ActiveResponse™ technology is included in two different ForeScout products—one designed to protect your interior network, the other designed to protect your network perimeter:

  • ForeScout CounterACT is an automated security control platform that lets you see and control your network–devices, operating systems, applications, users. The ActiveResponse™ technology inside ForeScout CounterACT provides what is traditionally known as “post connect” protection for your network.
  • ForeScout CounterACT Edge is an intrusion prevention appliance designed to protect your network from external attack. The appliance is installed at the perimeter of your network, outside your existing firewall.



ForeScout’s patented ActiveResponse™ technology blocks both known and unknown attacks without signatures. This unique technology does not require any form of maintenance, so the total cost of ownership is very low.

Here is how ActiveResponse works:

The first step for most network attacks is reconnaissance.

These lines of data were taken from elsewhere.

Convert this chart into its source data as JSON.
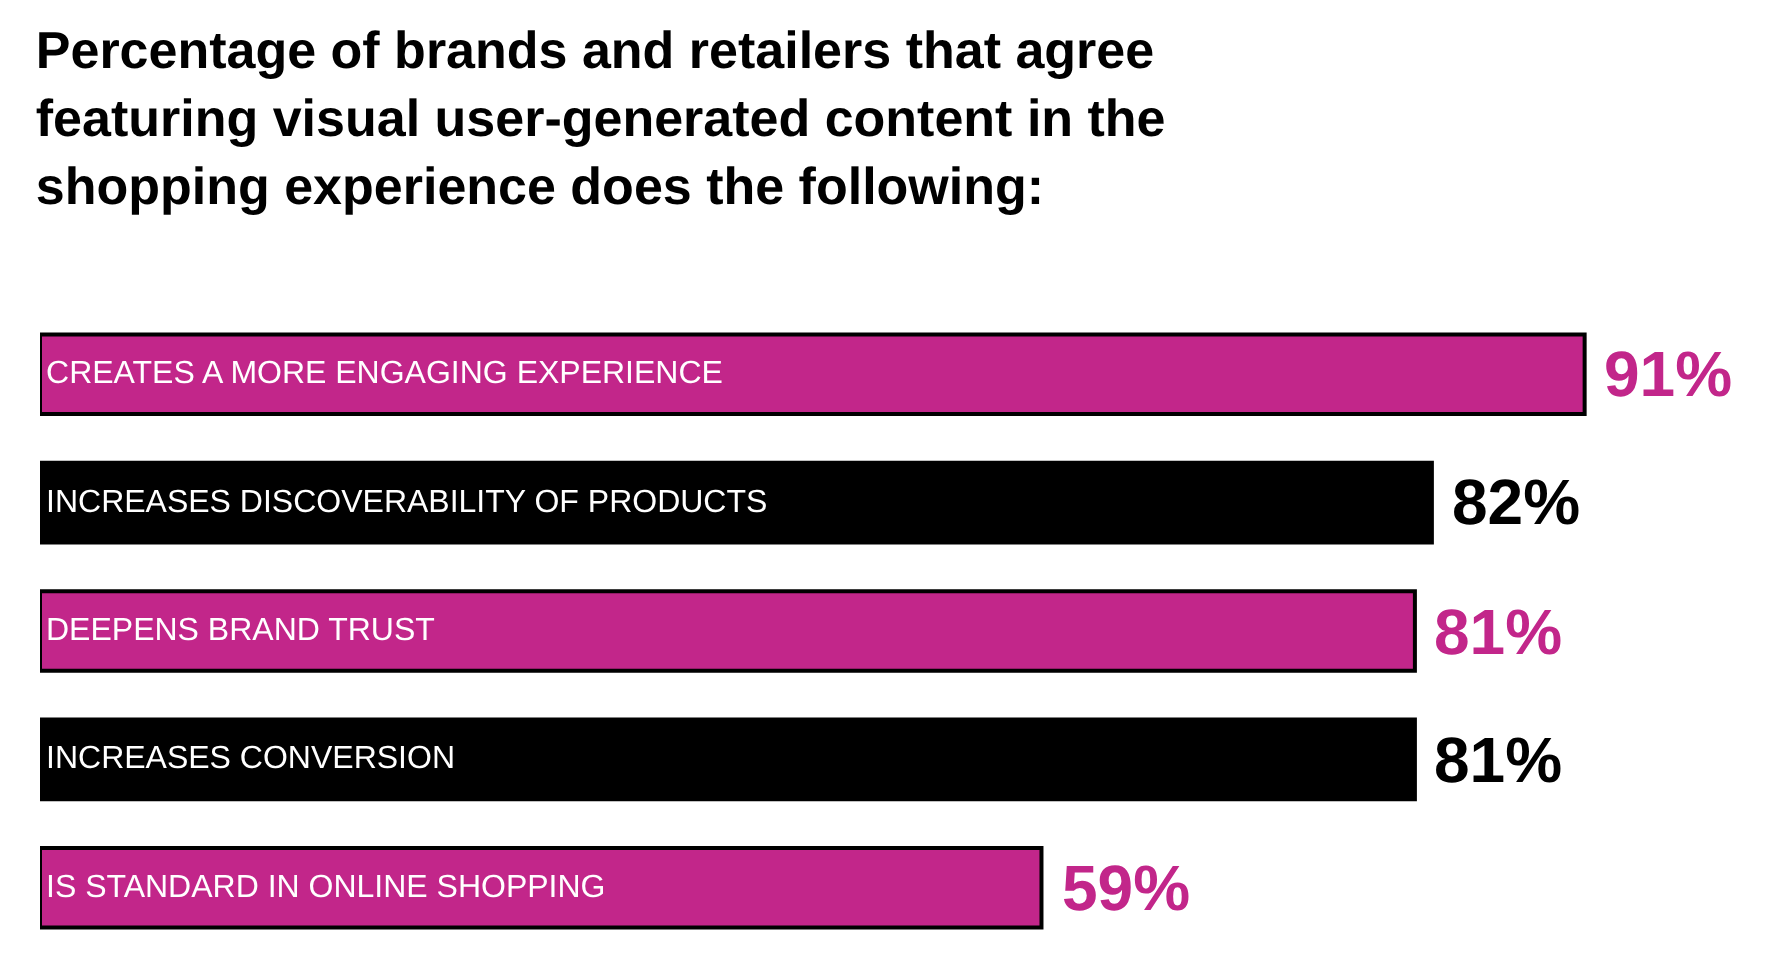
{
  "chart_data": {
    "type": "bar",
    "orientation": "horizontal",
    "title": "Percentage of brands and retailers that agree featuring visual user-generated content in the shopping experience does the following:",
    "categories": [
      "CREATES A MORE ENGAGING EXPERIENCE",
      "INCREASES DISCOVERABILITY OF PRODUCTS",
      "DEEPENS BRAND TRUST",
      "INCREASES CONVERSION",
      "IS STANDARD IN ONLINE SHOPPING"
    ],
    "values": [
      91,
      82,
      81,
      81,
      59
    ],
    "colors": [
      "#c2268a",
      "#000000",
      "#c2268a",
      "#000000",
      "#c2268a"
    ],
    "value_labels": [
      "91%",
      "82%",
      "81%",
      "81%",
      "59%"
    ]
  }
}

In this step, an attacker (either human or automated) gathers information about the network’s configuration and vulnerabilities. ForeScout’s Active Response technology detects this reconnaissance and responds with counterfeit or “marked” information. Any subsequent attempt to use this marked information is proof of malicious intent. This allows ForeScout products that contain ActiveResponse technology to block the attack without the need for signatures, deep-packet inspection or manual intervention.

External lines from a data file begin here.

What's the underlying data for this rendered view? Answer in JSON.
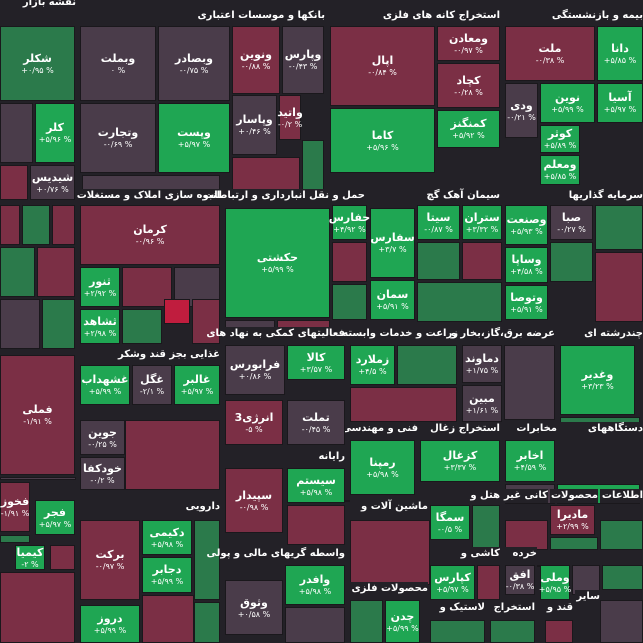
{
  "header": {
    "title": "نقشه بازار"
  },
  "sectors": [
    {
      "title": "بانکها و موسسات اعتباری"
    },
    {
      "title": "استخراج کانه های فلزی"
    },
    {
      "title": "بیمه و بازنشستگی"
    },
    {
      "title": "انبوه سازی املاک و مستغلات"
    },
    {
      "title": "حمل و نقل انبارداری و ارتباطات"
    },
    {
      "title": "سیمان آهک گچ"
    },
    {
      "title": "سرمایه گذاریها"
    },
    {
      "title": "غذایی بجز قند وشکر"
    },
    {
      "title": "فعالیتهای کمکی به نهاد های"
    },
    {
      "title": "زراعت و خدمات وابسته"
    },
    {
      "title": "عرضه برق،گاز،بخار و"
    },
    {
      "title": "چندرشته ای"
    },
    {
      "title": "رایانه"
    },
    {
      "title": "فنی و مهندسی"
    },
    {
      "title": "استخراج زغال"
    },
    {
      "title": "مخابرات"
    },
    {
      "title": "دستگاههای"
    },
    {
      "title": "دارویی"
    },
    {
      "title": "ماشین آلات و"
    },
    {
      "title": "هتل و"
    },
    {
      "title": "کانی غیر"
    },
    {
      "title": "محصولات"
    },
    {
      "title": "اطلاعات"
    },
    {
      "title": "واسطه گریهای مالی و پولی"
    },
    {
      "title": "کاشی و"
    },
    {
      "title": "خرده"
    },
    {
      "title": "محصولات فلزی"
    },
    {
      "title": "لاستیک و"
    },
    {
      "title": "استخراج"
    },
    {
      "title": "قند و"
    },
    {
      "title": "سایر"
    }
  ],
  "tiles": [
    {
      "name": "شکلر",
      "change": "+۰/۹۵ %"
    },
    {
      "name": "وبملت",
      "change": "۰ %"
    },
    {
      "name": "وبصادر",
      "change": "-۰/۷۵ %"
    },
    {
      "name": "وتجارت",
      "change": "-۰/۶۹ %"
    },
    {
      "name": "وپست",
      "change": "+۵/۹۷ %"
    },
    {
      "name": "ونوین",
      "change": "-۰/۸۸ %"
    },
    {
      "name": "وپارس",
      "change": "-۰/۴۳ %"
    },
    {
      "name": "وپاسار",
      "change": "+۰/۴۶ %"
    },
    {
      "name": "واتید",
      "change": "-۰/۲ %"
    },
    {
      "name": "کلر",
      "change": "+۵/۹۶ %"
    },
    {
      "name": "شیدیس",
      "change": "+۰/۷۶ %"
    },
    {
      "name": "اپال",
      "change": "-۰/۸۴ %"
    },
    {
      "name": "ومعادن",
      "change": "-۰/۹۷ %"
    },
    {
      "name": "کچاد",
      "change": "-۰/۲۸ %"
    },
    {
      "name": "کمنگنز",
      "change": "+۵/۹۲ %"
    },
    {
      "name": "کاما",
      "change": "+۵/۹۶ %"
    },
    {
      "name": "ملت",
      "change": "-۰/۳۸ %"
    },
    {
      "name": "دانا",
      "change": "+۵/۸۵ %"
    },
    {
      "name": "آسیا",
      "change": "+۵/۹۷ %"
    },
    {
      "name": "نوین",
      "change": "+۵/۹۹ %"
    },
    {
      "name": "ودی",
      "change": "-۰/۲۱ %"
    },
    {
      "name": "کوثر",
      "change": "+۵/۸۹ %"
    },
    {
      "name": "ومعلم",
      "change": "+۵/۸۵ %"
    },
    {
      "name": "کرمان",
      "change": "-۰/۹۶ %"
    },
    {
      "name": "ثنور",
      "change": "+۲/۹۲ %"
    },
    {
      "name": "ثشاهد",
      "change": "+۲/۹۸ %"
    },
    {
      "name": "حکشتی",
      "change": "+۵/۹۹ %"
    },
    {
      "name": "حفارس",
      "change": "+۴/۹۲ %"
    },
    {
      "name": "سفارس",
      "change": "+۳/۷ %"
    },
    {
      "name": "سیتا",
      "change": "-۰/۸۷ %"
    },
    {
      "name": "ستران",
      "change": "+۳/۳۲ %"
    },
    {
      "name": "سمان",
      "change": "+۵/۹۱ %"
    },
    {
      "name": "صبا",
      "change": "-۰/۲۷ %"
    },
    {
      "name": "وصنعت",
      "change": "+۵/۹۳ %"
    },
    {
      "name": "وساپا",
      "change": "+۴/۵۸ %"
    },
    {
      "name": "وتوصا",
      "change": "+۵/۹۱ %"
    },
    {
      "name": "فملی",
      "change": "-۱/۹۱ %"
    },
    {
      "name": "غشهداب",
      "change": "+۵/۹۹ %"
    },
    {
      "name": "غگل",
      "change": "-۲/۱ %"
    },
    {
      "name": "غالبر",
      "change": "+۵/۹۷ %"
    },
    {
      "name": "جوین",
      "change": "-۰/۲۵ %"
    },
    {
      "name": "خودکفا",
      "change": "-۰/۲ %"
    },
    {
      "name": "فرابورس",
      "change": "+۰/۸۶ %"
    },
    {
      "name": "کالا",
      "change": "+۳/۵۷ %"
    },
    {
      "name": "انرژی3",
      "change": "-۵ %"
    },
    {
      "name": "تملت",
      "change": "-۰/۴۵ %"
    },
    {
      "name": "زملارد",
      "change": "+۴/۵ %"
    },
    {
      "name": "دماوند",
      "change": "+۱/۷۵ %"
    },
    {
      "name": "مبین",
      "change": "+۱/۶۱ %"
    },
    {
      "name": "وغدیر",
      "change": "+۳/۲۳ %"
    },
    {
      "name": "رمپنا",
      "change": "+۵/۹۸ %"
    },
    {
      "name": "کزغال",
      "change": "+۳/۳۷ %"
    },
    {
      "name": "اخابر",
      "change": "+۴/۵۹ %"
    },
    {
      "name": "سیستم",
      "change": "+۵/۹۸ %"
    },
    {
      "name": "سپیدار",
      "change": "-۰/۹۸ %"
    },
    {
      "name": "فجر",
      "change": "+۵/۹۷ %"
    },
    {
      "name": "فخوز",
      "change": "-۱/۹۱ %"
    },
    {
      "name": "کیمیا",
      "change": "-۲ %"
    },
    {
      "name": "برکت",
      "change": "-۰/۹۷ %"
    },
    {
      "name": "دکیمی",
      "change": "+۵/۹۸ %"
    },
    {
      "name": "دجابر",
      "change": "+۵/۹۹ %"
    },
    {
      "name": "دروز",
      "change": "+۵/۹۹ %"
    },
    {
      "name": "سمگا",
      "change": "-۰/۵ %"
    },
    {
      "name": "مادیرا",
      "change": "+۲/۹۹ %"
    },
    {
      "name": "وافدر",
      "change": "+۵/۹۸ %"
    },
    {
      "name": "وثوق",
      "change": "+۰/۵۸ %"
    },
    {
      "name": "چدن",
      "change": "+۵/۹۹ %"
    },
    {
      "name": "کپارس",
      "change": "+۵/۹۷ %"
    },
    {
      "name": "افق",
      "change": "-۰/۳۸ %"
    },
    {
      "name": "وملی",
      "change": "+۵/۹۵ %"
    }
  ]
}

The following diagrams illustrate how ForeScout CounterACT Edge uses ActiveResponse to identify and stop an attack coming from outside the network. The same principles apply to attacks that originate within the network, which can be detected and blocked by ForeScout CounterACT.

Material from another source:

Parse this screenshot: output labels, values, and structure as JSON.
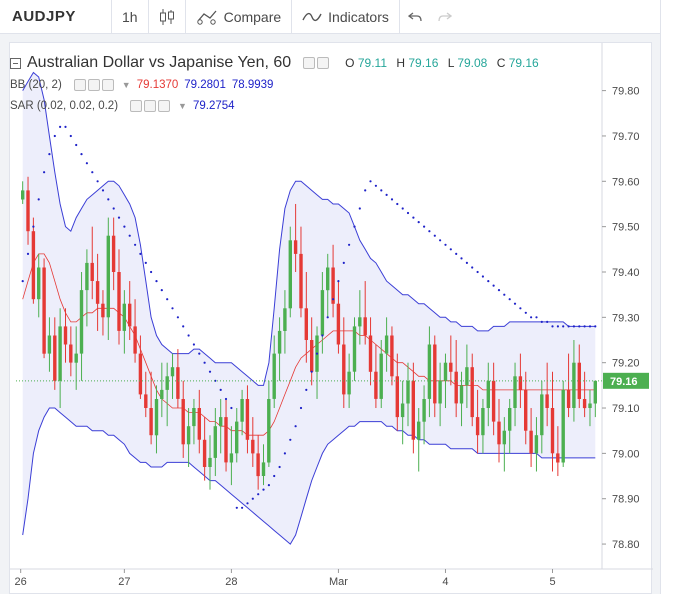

ForeScout’s patented ActiveResponse™ technology delivers strong protection against network attacks with far lower management overhead than traditional signature-based IPS systems. Here are the benefits of products that contain ActiveResponse:

  • Painless deployment. Products that contain ActiveResponse™ technology are always installed out-of-band. That means no “bump in the wire”, no latency, no possibility of network disruption.
  • Low maintenance. ActiveResponse™ does not require signature updates to remain effective. The length of time spent in the tuning phase (when the product is initially deployed) is typically short – weeks, not months.
  • Effective. ActiveResponse™ is effective against attacks that begin with reconnaissance. This includes “low and slow” attacks and many of the botnets and advanced persistent threats that are becoming so common. In environments that require very high security, ActiveResponse can be used in conjunction with a traditional signature-based network IPS product. In this scenario, ActiveResponse will efficiently detect and block the large percentage of attacks that begin with reconnaissance, and the traditional IPS product will block attacks that do not begin with surveillance, such as denial of service attacks.
  • Save money. ActiveResponse™ technology is extremely scalable and requires very little processor overhead. Thus, ActiveResponse can be used in front of traditional signature-based IPS systems and firewalls (which are very processor-intensive), reducing the load on these systems. This can greatly extend the life of existing IPS and firewall hardware, saving you money.